Su debut literario, jovencísimo, lo pinta de cuerpo entero. Con unos pesos, regalo de su madre, publicó Vuelta de Rocha, una colección de “brochazos y relatos porteños” bajo el sello Ediciones AJE (Agrupación de Escritores Argentinos), que se publicitaba en cancioneros populares de la época, nada más ajeno al gran mundo de las Letras. Con ese primer hijo todavía tibio en las manos, corrió a dejar “olvidado” un ejemplar en los vagones del tranvía Lacroze, con la secreta expectativa de encontrar al lector anónimo y sencillo, laburante, capaz de reconocerse en sus páginas.
Sus personajes eran eternos perdedores, marginales, “buscas” –de ayer, de hoy y de siempre: de ahí, la vigencia kordoniana–, con los que entabló trato en sus vagabundeos urbanos y suburbanos.
“He conocido hombres y no héroes. No me interesan como tales. Y por eso mismo, no siento la necesidad de meter héroes en mis obras”, explicitó alguna vez.
De esa madera, están tallados sus prototípicos Toribio Torres (Alias Gardelito) y Kid Ñandubay. El primero es un tucumano que llega a la gran ciudad con la ambición de ser cantor de tangos y termina inmerso en una red de contrabandistas. El segundo es un boxeador de origen judío llamado en realidad Jacobo Bernstein, que sueña con campeonar y al final se convierte en módica atracción de circos de provincia.
Si bien su mundo narrativo era otro, no fue indiferente al brutal disciplinamiento social implementado por la última dictadura, y sus consecuencias.

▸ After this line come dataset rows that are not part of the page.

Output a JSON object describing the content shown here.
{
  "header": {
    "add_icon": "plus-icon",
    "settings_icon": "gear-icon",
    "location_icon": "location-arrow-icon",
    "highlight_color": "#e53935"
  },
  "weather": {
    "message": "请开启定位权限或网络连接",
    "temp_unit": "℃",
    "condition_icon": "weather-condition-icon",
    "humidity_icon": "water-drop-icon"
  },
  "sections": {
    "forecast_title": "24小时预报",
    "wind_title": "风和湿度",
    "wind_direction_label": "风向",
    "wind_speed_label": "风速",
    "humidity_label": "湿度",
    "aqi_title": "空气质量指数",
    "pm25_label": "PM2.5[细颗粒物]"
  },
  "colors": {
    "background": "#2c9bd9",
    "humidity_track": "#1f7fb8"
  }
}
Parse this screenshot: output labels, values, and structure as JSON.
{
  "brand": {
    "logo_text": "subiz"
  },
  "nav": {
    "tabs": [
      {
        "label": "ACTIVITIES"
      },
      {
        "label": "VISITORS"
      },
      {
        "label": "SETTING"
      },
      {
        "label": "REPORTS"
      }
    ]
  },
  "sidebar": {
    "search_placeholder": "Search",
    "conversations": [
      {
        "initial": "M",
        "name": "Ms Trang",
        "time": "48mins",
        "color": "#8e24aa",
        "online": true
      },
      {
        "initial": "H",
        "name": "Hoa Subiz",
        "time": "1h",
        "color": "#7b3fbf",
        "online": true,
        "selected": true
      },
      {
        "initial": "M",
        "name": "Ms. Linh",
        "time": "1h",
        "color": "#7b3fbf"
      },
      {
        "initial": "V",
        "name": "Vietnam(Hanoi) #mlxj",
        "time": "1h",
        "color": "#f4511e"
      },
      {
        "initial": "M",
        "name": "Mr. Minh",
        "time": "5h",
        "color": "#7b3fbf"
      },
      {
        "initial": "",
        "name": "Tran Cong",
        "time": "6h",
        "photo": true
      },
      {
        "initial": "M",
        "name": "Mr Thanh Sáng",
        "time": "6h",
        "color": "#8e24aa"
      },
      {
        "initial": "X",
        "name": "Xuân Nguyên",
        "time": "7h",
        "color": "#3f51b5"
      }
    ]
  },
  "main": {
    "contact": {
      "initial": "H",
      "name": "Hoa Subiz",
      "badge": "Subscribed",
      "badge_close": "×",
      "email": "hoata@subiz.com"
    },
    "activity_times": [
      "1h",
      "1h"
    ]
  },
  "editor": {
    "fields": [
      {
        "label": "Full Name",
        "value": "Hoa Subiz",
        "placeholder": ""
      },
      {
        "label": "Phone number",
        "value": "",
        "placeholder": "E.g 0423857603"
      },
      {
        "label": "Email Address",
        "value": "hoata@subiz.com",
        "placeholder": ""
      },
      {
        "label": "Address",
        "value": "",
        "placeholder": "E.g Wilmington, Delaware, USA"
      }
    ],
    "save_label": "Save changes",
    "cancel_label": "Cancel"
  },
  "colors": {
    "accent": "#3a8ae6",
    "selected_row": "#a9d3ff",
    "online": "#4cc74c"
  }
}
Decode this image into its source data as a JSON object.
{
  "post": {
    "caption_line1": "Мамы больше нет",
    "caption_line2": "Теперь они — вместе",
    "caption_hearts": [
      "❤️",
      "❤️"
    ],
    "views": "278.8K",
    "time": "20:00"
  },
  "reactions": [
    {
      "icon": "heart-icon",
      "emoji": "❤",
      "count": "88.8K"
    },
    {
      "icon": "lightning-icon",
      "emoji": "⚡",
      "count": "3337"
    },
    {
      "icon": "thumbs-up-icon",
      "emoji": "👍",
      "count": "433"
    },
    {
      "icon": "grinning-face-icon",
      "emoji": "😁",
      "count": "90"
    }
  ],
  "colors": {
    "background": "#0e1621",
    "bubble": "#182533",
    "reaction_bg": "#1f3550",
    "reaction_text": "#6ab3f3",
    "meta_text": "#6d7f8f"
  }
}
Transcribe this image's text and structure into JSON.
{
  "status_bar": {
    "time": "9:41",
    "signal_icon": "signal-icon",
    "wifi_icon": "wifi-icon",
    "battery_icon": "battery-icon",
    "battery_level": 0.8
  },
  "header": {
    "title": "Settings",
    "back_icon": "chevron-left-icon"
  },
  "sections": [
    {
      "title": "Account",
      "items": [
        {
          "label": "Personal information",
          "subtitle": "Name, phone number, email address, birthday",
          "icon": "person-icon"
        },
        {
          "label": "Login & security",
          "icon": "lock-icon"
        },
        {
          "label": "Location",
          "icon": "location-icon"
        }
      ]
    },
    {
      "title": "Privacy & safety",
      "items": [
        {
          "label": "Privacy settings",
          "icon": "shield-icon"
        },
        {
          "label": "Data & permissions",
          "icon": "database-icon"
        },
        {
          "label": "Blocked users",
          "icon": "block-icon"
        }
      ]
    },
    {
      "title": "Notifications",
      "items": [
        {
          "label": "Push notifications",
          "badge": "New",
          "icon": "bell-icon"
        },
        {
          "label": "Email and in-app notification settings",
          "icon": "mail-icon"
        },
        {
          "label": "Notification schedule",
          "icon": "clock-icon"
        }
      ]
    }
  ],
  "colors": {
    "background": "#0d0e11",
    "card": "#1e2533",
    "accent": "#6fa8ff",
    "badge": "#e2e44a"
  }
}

En un tardío volumen editado por Torres Agüero a mediados de los años 80, Los que se fueron, supo anticipar el horror de las exhumaciones de cuerpos de desaparecidos, en un cuento de atmósfera grotesca y asfixiante, “Descansar en paz”.
Actualmente, su obra está desperdigada en editoriales ya extintas y los añejos volúmenes recopilatorios (Sus mejores cuentos porteños, El misterioso cocinero volador y otros relatos, Un taxi amarillo y negro en Pakistán y otros relatos kordonianos) cual piezas para buscadores de tesoros ocultos, olvidados en las estanterías de las librerías de usados.
PANTALLA GRANDE
El desinterés de la crítica literaria de su tiempo contrastó con la atención que le prestó el cine, ese otro medio de masas que valoró el vigor de su escritura, inscripta en una temática popular. Varias de sus historias fueron adaptadas a la pantalla grande, desde la temprana versión de Alias Gardelito (1961), que dirigió Lautaro Murúa sobre guion del escritor paraguayo Augusto Roa Bastos, con Alberto Argibay en el papel protagónico y música de Waldo de los Ríos.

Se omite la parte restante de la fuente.